Kyle Miller (Mar 28 2024 at 02:43):

I'm not sure what's it's most often called the the math literature, but it's the "multiplication" law of the monad, denoted by μ\mu. Just mentioning this to say that neither "join" nor "flatten" is the general word, at least as the math is concerned.

Mario Carneiro (Mar 28 2024 at 03:43):

I always assumed it was the other way around. It would be great to track down the history of the naming of Monad.join and List.join in haskell

Kim Morrison (Mar 28 2024 at 03:54):

Doesn't Haskell use concat for List.join?

Mario Carneiro (Mar 28 2024 at 03:58):

According to https://en.wikipedia.org/wiki/Monad_(functional_programming)#History , the first use of monads in FP is by Moggi (1989 / 1991), but he is using the standard mathematical notations only (i.e. greek letters) and does not name the operations AFAICT; and the next reference is to monads in Haskell when they were overhauling their IO system in 1993 and that paper uses bindIO for the first time but not join

Mario Carneiro (Mar 28 2024 at 03:59):

there is no explanation of why the name "bind" is chosen, it may predate the paper

Mario Carneiro (Mar 28 2024 at 04:00):

there is also no mention of "Monad" as a typeclass, I think this may also predate typeclasses

Mario Carneiro (Mar 28 2024 at 04:02):

lol @ https://wiki.haskell.org/Monad_tutorials_timeline

Mario Carneiro (Mar 28 2024 at 04:12):

Scott Morrison said:

Doesn't Haskell use concat for List.join?

Indeed Haskell's list type has concat and concatMap, although of course you can also use bind and join coming from the Monad implementation.

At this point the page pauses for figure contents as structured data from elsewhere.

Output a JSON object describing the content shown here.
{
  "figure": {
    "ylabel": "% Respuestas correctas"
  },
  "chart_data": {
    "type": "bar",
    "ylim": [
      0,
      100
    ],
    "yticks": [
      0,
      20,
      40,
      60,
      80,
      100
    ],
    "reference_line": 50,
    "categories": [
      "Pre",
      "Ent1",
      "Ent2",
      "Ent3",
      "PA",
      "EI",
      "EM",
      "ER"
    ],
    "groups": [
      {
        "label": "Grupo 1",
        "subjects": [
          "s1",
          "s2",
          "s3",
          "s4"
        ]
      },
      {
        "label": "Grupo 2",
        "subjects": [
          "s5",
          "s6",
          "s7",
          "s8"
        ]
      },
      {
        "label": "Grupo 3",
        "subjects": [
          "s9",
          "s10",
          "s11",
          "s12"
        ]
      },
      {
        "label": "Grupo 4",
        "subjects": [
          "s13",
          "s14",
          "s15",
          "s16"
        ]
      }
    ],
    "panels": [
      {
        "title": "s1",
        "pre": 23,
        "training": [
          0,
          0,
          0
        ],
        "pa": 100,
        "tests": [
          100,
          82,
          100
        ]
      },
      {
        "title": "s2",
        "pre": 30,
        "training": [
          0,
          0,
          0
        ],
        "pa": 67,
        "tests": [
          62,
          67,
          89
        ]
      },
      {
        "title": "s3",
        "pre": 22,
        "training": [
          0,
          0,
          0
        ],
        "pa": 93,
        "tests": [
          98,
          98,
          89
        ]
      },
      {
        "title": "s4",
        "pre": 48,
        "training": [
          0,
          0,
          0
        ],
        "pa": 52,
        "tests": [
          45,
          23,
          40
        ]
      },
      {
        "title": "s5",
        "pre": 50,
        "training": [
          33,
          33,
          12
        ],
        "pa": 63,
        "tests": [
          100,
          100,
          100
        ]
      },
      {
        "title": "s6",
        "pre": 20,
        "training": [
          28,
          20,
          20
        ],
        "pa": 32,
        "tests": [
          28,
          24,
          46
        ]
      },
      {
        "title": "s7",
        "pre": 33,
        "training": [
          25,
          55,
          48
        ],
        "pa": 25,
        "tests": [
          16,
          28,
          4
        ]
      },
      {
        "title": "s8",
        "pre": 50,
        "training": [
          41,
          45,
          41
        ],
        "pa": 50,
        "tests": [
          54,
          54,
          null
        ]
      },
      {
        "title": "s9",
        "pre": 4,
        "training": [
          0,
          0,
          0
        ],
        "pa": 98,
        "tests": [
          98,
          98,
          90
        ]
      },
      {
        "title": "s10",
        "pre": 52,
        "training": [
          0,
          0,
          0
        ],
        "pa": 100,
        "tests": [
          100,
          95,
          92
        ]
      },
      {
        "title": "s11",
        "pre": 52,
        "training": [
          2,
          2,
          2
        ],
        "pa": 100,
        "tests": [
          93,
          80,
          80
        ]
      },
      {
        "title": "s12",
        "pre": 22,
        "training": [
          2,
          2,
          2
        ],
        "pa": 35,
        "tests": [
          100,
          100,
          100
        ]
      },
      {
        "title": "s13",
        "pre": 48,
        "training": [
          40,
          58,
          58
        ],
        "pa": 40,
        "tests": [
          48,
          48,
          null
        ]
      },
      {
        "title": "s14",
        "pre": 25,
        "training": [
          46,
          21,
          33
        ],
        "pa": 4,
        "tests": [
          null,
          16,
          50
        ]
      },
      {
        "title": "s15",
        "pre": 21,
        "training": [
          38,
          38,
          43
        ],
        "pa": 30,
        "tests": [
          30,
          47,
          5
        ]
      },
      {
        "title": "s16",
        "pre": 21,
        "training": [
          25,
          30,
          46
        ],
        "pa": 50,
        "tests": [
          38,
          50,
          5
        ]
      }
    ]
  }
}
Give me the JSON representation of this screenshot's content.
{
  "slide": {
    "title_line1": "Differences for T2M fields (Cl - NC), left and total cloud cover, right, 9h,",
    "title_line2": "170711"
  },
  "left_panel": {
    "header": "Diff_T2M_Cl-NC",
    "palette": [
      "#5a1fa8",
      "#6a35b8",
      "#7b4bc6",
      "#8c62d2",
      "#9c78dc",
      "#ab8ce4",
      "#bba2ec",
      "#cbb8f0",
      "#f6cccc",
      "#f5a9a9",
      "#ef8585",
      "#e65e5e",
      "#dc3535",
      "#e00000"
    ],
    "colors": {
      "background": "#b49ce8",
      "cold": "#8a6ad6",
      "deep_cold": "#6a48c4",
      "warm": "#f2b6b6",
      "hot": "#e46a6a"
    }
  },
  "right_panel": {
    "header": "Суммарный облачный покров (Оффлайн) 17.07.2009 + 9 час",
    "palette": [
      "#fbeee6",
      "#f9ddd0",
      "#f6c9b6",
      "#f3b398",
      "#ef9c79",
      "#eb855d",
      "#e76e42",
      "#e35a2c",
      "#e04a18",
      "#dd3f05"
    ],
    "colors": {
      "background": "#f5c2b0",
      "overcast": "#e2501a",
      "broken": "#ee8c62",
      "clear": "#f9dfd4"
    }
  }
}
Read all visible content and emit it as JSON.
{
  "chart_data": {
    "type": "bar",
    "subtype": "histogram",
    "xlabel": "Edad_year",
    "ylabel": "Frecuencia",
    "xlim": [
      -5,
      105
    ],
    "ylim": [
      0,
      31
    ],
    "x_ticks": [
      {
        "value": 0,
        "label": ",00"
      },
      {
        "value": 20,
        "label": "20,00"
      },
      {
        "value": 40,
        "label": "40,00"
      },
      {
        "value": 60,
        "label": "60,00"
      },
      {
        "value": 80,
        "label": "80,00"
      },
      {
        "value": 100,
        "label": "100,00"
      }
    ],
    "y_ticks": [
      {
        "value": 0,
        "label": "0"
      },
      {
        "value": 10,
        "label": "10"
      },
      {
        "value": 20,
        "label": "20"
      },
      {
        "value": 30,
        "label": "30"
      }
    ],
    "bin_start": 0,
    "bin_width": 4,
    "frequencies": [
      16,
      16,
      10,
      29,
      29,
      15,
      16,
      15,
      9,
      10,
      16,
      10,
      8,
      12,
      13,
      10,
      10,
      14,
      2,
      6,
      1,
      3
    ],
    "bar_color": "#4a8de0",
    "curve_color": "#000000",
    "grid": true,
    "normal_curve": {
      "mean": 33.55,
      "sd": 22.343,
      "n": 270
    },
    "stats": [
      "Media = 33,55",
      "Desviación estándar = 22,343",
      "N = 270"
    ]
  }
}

In Haskell I think the names tend to be different on specialized types because they don't have dot-notation for disambiguation (you can also use qualified imports but this is usually not used for things in Base)

James Sully (Mar 28 2024 at 11:26):

Some people might incorrectly expect [[[1]]].flatten = [1]

Eric Wieser (Mar 28 2024 at 11:44):

That view is probably quickly dispelled when they realize that #[#[1, 2], 3] is a type error.